The Fed, which is independent, has a dual mandate of price stability and maximum employment. But the operative word in its mandate is maximum. There are different kinds of unemployment: cyclical, which varies with the business cycle and can be tweaked by monetary or short-term fiscal policy; and structural, which is how many jobs the economy needs to operate at full capacity. Maximum employment means minimal cyclical unemployment because monetary policy does not have much influence on the structural rate. So if you believe we’re in a new normal—that structural unemployment has increased—then unemployment may not return to 6% anytime soon if we leave it to the Fed.

But take heart. A change in structural unemployment is not permanent; it changes over time and policy can affect it. It may rise and fall when globalization changes the skills employers need. Policy also has a role here by providing job training and education.

Another factor that determines unemployment is compensation. If hiring workers costs more than what employers will pay, structural unemployment increases. That might be true now because of healthcare. The net effect of Obama’s plan, known as the Affordable Care Act, is still unknown, but it now seems certain it won’t be repealed. Rising healthcare cost is still an issue (merely calling something affordable does not make it so) and much of the burden falls on employers, making them reluctant to hire new workers. Or employers will hire more contract or shift workers to whom they don’t have to provide benefits.

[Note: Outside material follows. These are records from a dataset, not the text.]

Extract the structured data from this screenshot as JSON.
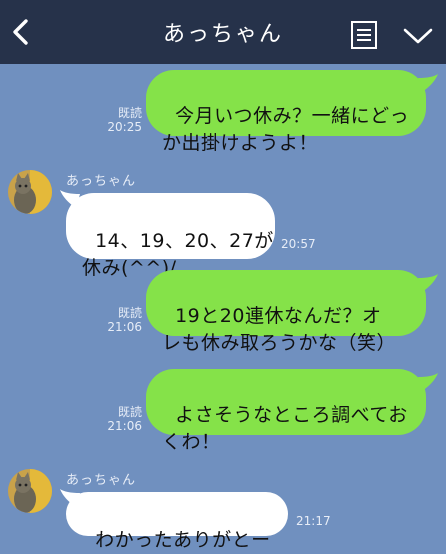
{
  "header": {
    "title": "あっちゃん",
    "back_icon": "chevron-left-icon",
    "memo_icon": "notes-icon",
    "menu_icon": "chevron-down-icon"
  },
  "colors": {
    "header_bg": "#26324a",
    "chat_bg": "#7090bf",
    "sent_bubble": "#85e249",
    "received_bubble": "#ffffff"
  },
  "messages": [
    {
      "direction": "sent",
      "text": "今月いつ休み？一緒にどっ\nか出掛けようよ！",
      "read": "既読",
      "time": "20:25"
    },
    {
      "direction": "received",
      "sender": "あっちゃん",
      "text": "14、19、20、27が\n休み(^^)/",
      "time": "20:57"
    },
    {
      "direction": "sent",
      "text": "19と20連休なんだ？オ\nレも休み取ろうかな（笑）",
      "read": "既読",
      "time": "21:06"
    },
    {
      "direction": "sent",
      "text": "よさそうなところ調べてお\nくわ！",
      "read": "既読",
      "time": "21:06"
    },
    {
      "direction": "received",
      "sender": "あっちゃん",
      "text": "わかったありがとー",
      "time": "21:17"
    }
  ]
}
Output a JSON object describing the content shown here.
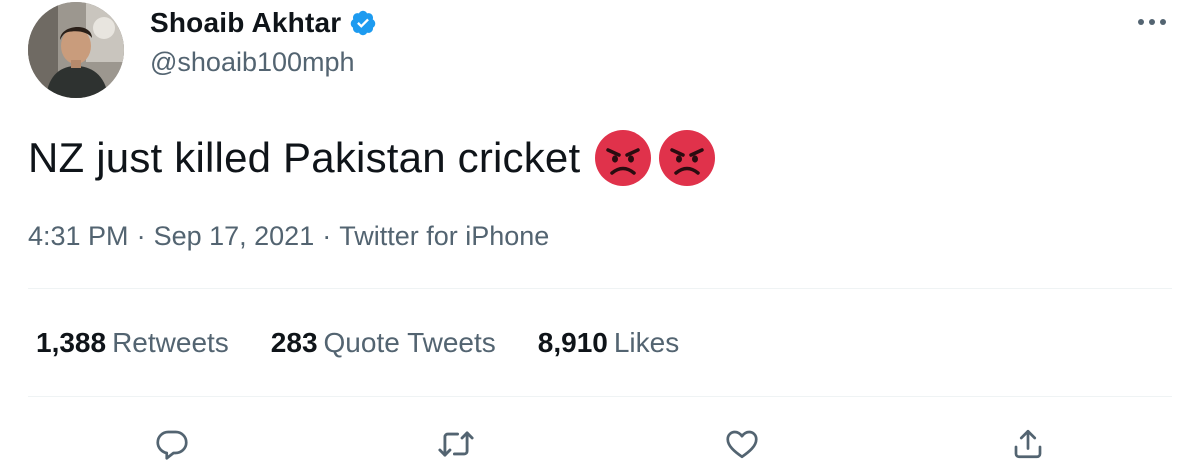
{
  "user": {
    "display_name": "Shoaib Akhtar",
    "handle": "@shoaib100mph",
    "verified": true,
    "avatar_icon": "profile-photo"
  },
  "tweet": {
    "text": "NZ just killed Pakistan cricket",
    "emojis": [
      "angry-face",
      "angry-face"
    ]
  },
  "meta": {
    "time": "4:31 PM",
    "separator": "·",
    "date": "Sep 17, 2021",
    "source": "Twitter for iPhone"
  },
  "stats": {
    "retweets": {
      "count": "1,388",
      "label": "Retweets"
    },
    "quotes": {
      "count": "283",
      "label": "Quote Tweets"
    },
    "likes": {
      "count": "8,910",
      "label": "Likes"
    }
  },
  "actions": [
    "reply-icon",
    "retweet-icon",
    "like-icon",
    "share-icon"
  ],
  "colors": {
    "text": "#0f1419",
    "secondary": "#536471",
    "verified": "#1d9bf0",
    "emoji": "#e0324b",
    "divider": "#eff3f4"
  }
}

It’s impossible to know how much unemployment today is structural and how much is cyclical. Probably both have increased since the crisis and there’s scope for policy to lower both. I am optimistic that the unemployment rate will be lower in four years because cyclical unemployment will probably decrease. But the unemployment rate may not be back to 6%, and the labor market might look very different, filled with fewer permanent employees with strong ties to their company.